Multitasking is a concept that is overestimated by people. We're blindly convinced by our own arrogance that we, as people, are capable of multitasking as if we were professionals. This greatly refers to teenagers and their frequent use of technology. The use of technology, especially by teenagers, is over-done by multitasking--doing many different things at once.

Whether teens are on Facebook, Twitter, on their phones, texting, or playing video games, one things is almost certain: they are not just doing one of those things.  They're most likely also eating, drinking, or chatting on social websites as they do all this other stuff.

So why the frequent overuse of technology and multitasking? Is dopamine becoming the major factor in this behavior? One thing is for sure: no matter what we multitask, whether we're teenagers or fully grown adults, the more we try to multitask at once, the lesser in quality it will become.

People who tend to multitask should consider minimizing the amount of multitasking they do, reminding us that multitasking is quantity over quality.

With the massive advances in technology over the years, we have become greatly attracted to the uses of new technology, so much that teens and even other adults can't seem to live without it.

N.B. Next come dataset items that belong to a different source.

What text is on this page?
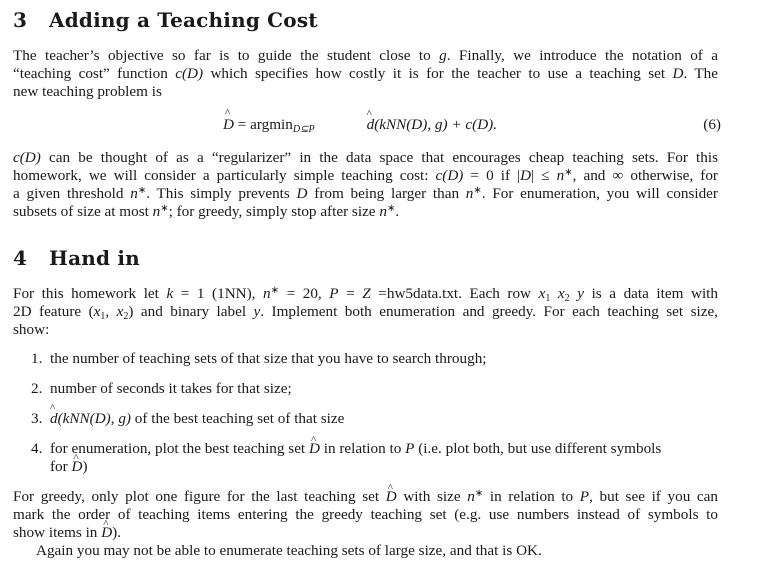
3 Adding a Teaching Cost
The teacher’s objective so far is to guide the student close to g. Finally, we introduce the notation of a
“teaching cost” function c(D) which specifies how costly it is for the teacher to use a teaching set D. The
new teaching problem is
^ D = argmin$_{D⊆P}$	^ d(kNN(D), g) + c(D).	(6)
c(D) can be thought of as a “regularizer” in the data space that encourages cheap teaching sets. For this
homework, we will consider a particularly simple teaching cost: c(D) = 0 if |D| ≤ n∗, and ∞ otherwise, for
a given threshold n∗. This simply prevents D from being larger than n∗. For enumeration, you will consider
subsets of size at most n∗; for greedy, simply stop after size n∗.
4 Hand in
For this homework let k = 1 (1NN), n∗ = 20, P = Z =hw5data.txt. Each row $x_1$ $x_2$ y is a data item with
2D feature ($x_1$, $x_2$) and binary label y. Implement both enumeration and greedy. For each teaching set size,
show:
1. the number of teaching sets of that size that you have to search through;
2. number of seconds it takes for that size;
3. ^ d(kNN(D), g) of the best teaching set of that size
4. for enumeration, plot the best teaching set ^ D in relation to P (i.e. plot both, but use different symbols
for ^ D)
For greedy, only plot one figure for the last teaching set ^ D with size n∗ in relation to P, but see if you can
mark the order of teaching items entering the greedy teaching set (e.g. use numbers instead of symbols to
show items in ^ D).
Again you may not be able to enumerate teaching sets of large size, and that is OK.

In almost any public setting, people are constantly using their smartphones, mp3 players, iPads, and what not to engage in the technology that they own.

Sure, sometimes people's jobs are to be on their devices--checking and surfing things for work or emailing co-workers or replying to business-related texts. But most of the time, this is not the case. More than anyone else, teens have the most rapid use in technology; most of this is simply just wanting to because it entertains them.

According to CNN Tech, the average teen sends over 3,000 texts per month. For what reason does a teenager need to send so many texts? In 2008, teens mainly had cellphones for safety and emergencies--today, teens say they only or mainly use them to keep in touch with friends or use data.

As the age in the study increases, the text messaging declines. This has probably something in relation to maturity.

Another factor in the frequent use of technology by teens and also adults has been dopamine--the chemical our body releases and urges us to do only what pleasures or satisfies us. For teenagers, a lot of this dopamine kicks in towards video games and social networking, basically entertainment.   It is what keeps teens busy. Dopamine allows them to focus only on what we want.

This is why multitasking makes up a large part of a teen's life--teens are surrounded by so much technology, they have the feeling to use it all as much as they can.

Teens may disagree with this and say, "We can multitask and get our work or anything we need done."  But the question remains: can they do it efficiently? With quality? With the different levels of dopamine, it is very unlikely. Teens will do what is most pleasurable for them first: entertainment.

What we have to realize is simple--we have to get our priorities straight (not only teens, but adults as well) so we can multitask only when truly needed, and when we do multitask, we must do it in an organized fashion, so we can get as much quality out of it as possible.